What has the university proposed?
The employer has proposed language mandating regular reviews for all tenured faculty members. If any review is judged to be “unsatisfactory”, a formative plan will be created to address “deficiencies.” If not corrected, the Faculty Member could be disciplined, which could include dismissal.
While the university’s proposal is silent on many details, experience elsewhere indicates that PTR often implies that “the presumption of merit that attaches to tenure should be periodically cast aside so that the faculty member must bear the burden of justifying retention”. That is, it effectively shifts the burden of proof for continued employment from the employer to the employee: rather than requiring the employer to demonstrate a faculty member’s failure to meet “basic standards of their profession”, faculty can be removed for failing to reach ambiguous standards of “performance”.
Why not PTR?
Faculty sometimes like the sound of PTR as a way to discipline colleagues who they see as not pulling their weight. But it’s critical to remember that the Collective Agreement alreadygives the University the ability to deal with “unsatisfactory” or “deficient” work of Faculty Members under Articles 3 (dealing with duties and responsibilities) and 19 (which deals with discipline). The employer’s new proposal will simply shift the responsibility to justify continued employment onto ASMs. Those being reviewed will spend time otherwise available for teaching and research demonstratingthat they are in fact effective teachers and productive researchers. If PTR is delegated to a committee of peers, it will compound our existing P&T burden in a way that will not only take time away from our core duties of research and teaching but also produce acrimony and tension among colleagues.
Regardless of format, mandating regular reviews for all tenured faculty members will encourage us to direct our research and teaching to those performance “measures” that demonstrate productivity, reinforcing an accounting or audit culture in academia. It would foster continuous calculation about how we spend our time. Intangibles that don’t “count” for much but that are the very fabric of academic community – time spent mentoring students, reading each other’s work, simply talking about ideas – will be pitted against measurable outcomes even more than they already are.

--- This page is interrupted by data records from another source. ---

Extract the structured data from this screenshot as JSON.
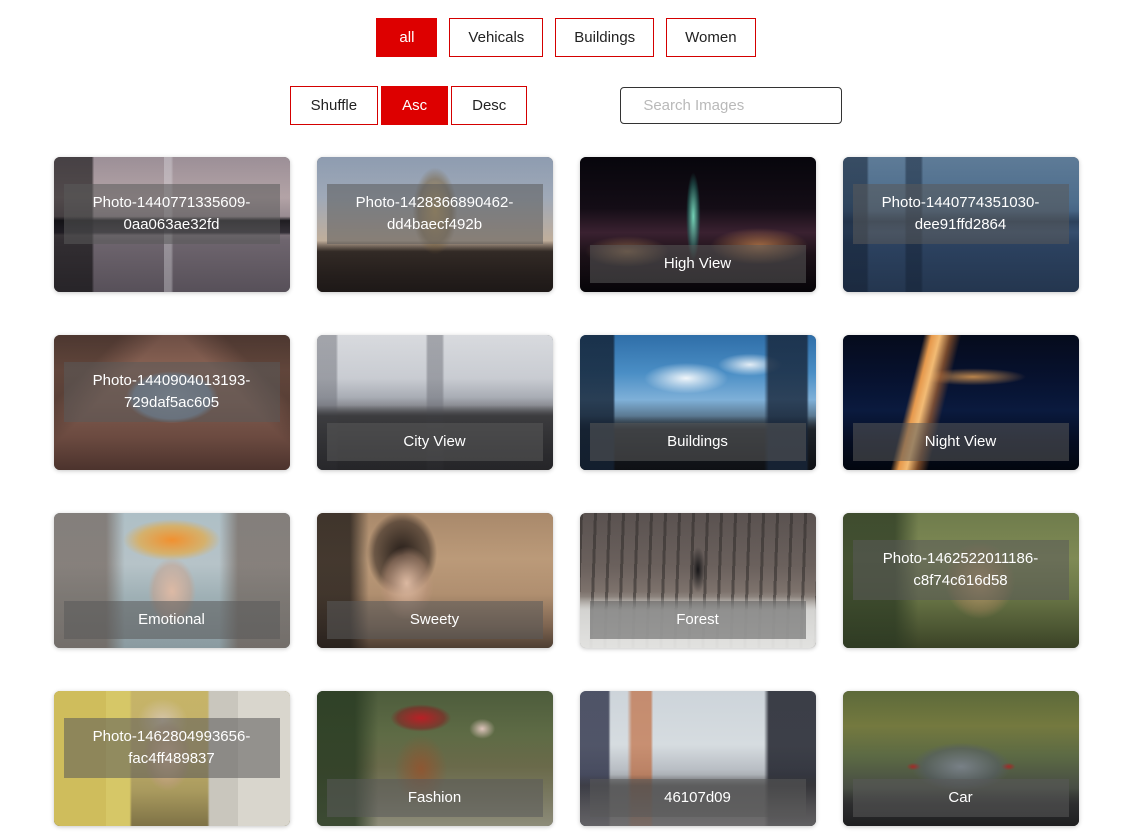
{
  "theme": {
    "accent": "#dd0000",
    "accent_border": "#d40000",
    "page_background": "#ffffff",
    "caption_text": "#ffffff"
  },
  "filters": {
    "items": [
      {
        "label": "all",
        "active": true
      },
      {
        "label": "Vehicals",
        "active": false
      },
      {
        "label": "Buildings",
        "active": false
      },
      {
        "label": "Women",
        "active": false
      }
    ]
  },
  "sort": {
    "items": [
      {
        "label": "Shuffle",
        "active": false
      },
      {
        "label": "Asc",
        "active": true
      },
      {
        "label": "Desc",
        "active": false
      }
    ]
  },
  "search": {
    "placeholder": "Search Images",
    "value": ""
  },
  "gallery": {
    "items": [
      {
        "caption": "Photo-1440771335609-0aa063ae32fd",
        "lines": 3
      },
      {
        "caption": "Photo-1428366890462-dd4baecf492b",
        "lines": 3
      },
      {
        "caption": "High View",
        "lines": 1
      },
      {
        "caption": "Photo-1440774351030-dee91ffd2864",
        "lines": 3
      },
      {
        "caption": "Photo-1440904013193-729daf5ac605",
        "lines": 3
      },
      {
        "caption": "City View",
        "lines": 1
      },
      {
        "caption": "Buildings",
        "lines": 1
      },
      {
        "caption": "Night View",
        "lines": 1
      },
      {
        "caption": "Emotional",
        "lines": 1
      },
      {
        "caption": "Sweety",
        "lines": 1
      },
      {
        "caption": "Forest",
        "lines": 1
      },
      {
        "caption": "Photo-1462522011186-c8f74c616d58",
        "lines": 3
      },
      {
        "caption": "Photo-1462804993656-fac4ff489837",
        "lines": 3
      },
      {
        "caption": "Fashion",
        "lines": 1
      },
      {
        "caption": "46107d09",
        "lines": 1
      },
      {
        "caption": "Car",
        "lines": 1
      }
    ]
  }
}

Besides, it’s not as if tenured faculty do not face regular assessment as things stand. In addition to our annual activity reports, our work is reviewed every time we submit an article for publication, or apply for a grant, a publication subvention or a sabbatical leave.
The most concerning possible outcome of the introduction of PTR at MUN is the effective end of academic freedom. The need constantly to demonstrate – and re-demonstrate – how one satisfies inherently subjective criteria of performance inevitably creates incentives to make intellectual choices in service of administrative, rather than scholarly, goals. What faculty member would undertake a novel, long-term program of research with uncertain (but exciting) prospects when the need register annual “deliverables” – grant dollars, publications, etc. – is ever-present? What instructor wouldn’t feel pressure to pander to student preferences – adapting standards and choosing topics to safeguard enrollments – rather than risk the opprobrium of administrators?
Finally, academic freedom is not simply the freedom to set our own research course. As both our own Collective Agreement (Clause 2.04) and the Canadian Association of University Teachers recognize, it also includes the freedom to discuss and criticise policies and actions of the institution, its administration, and the system in which we work. How ready will we be to express concerns about the priorities of our University, our faculty or our home departments if we are constantly concerned with the next review?
Academic freedom is the condition for collegial governance in its true sense. It is what enables faculty to make the daring choices in the classroom and in their scholarship that rightly justifies the existing system of tenure. MUNFA is fighting hard to defend it.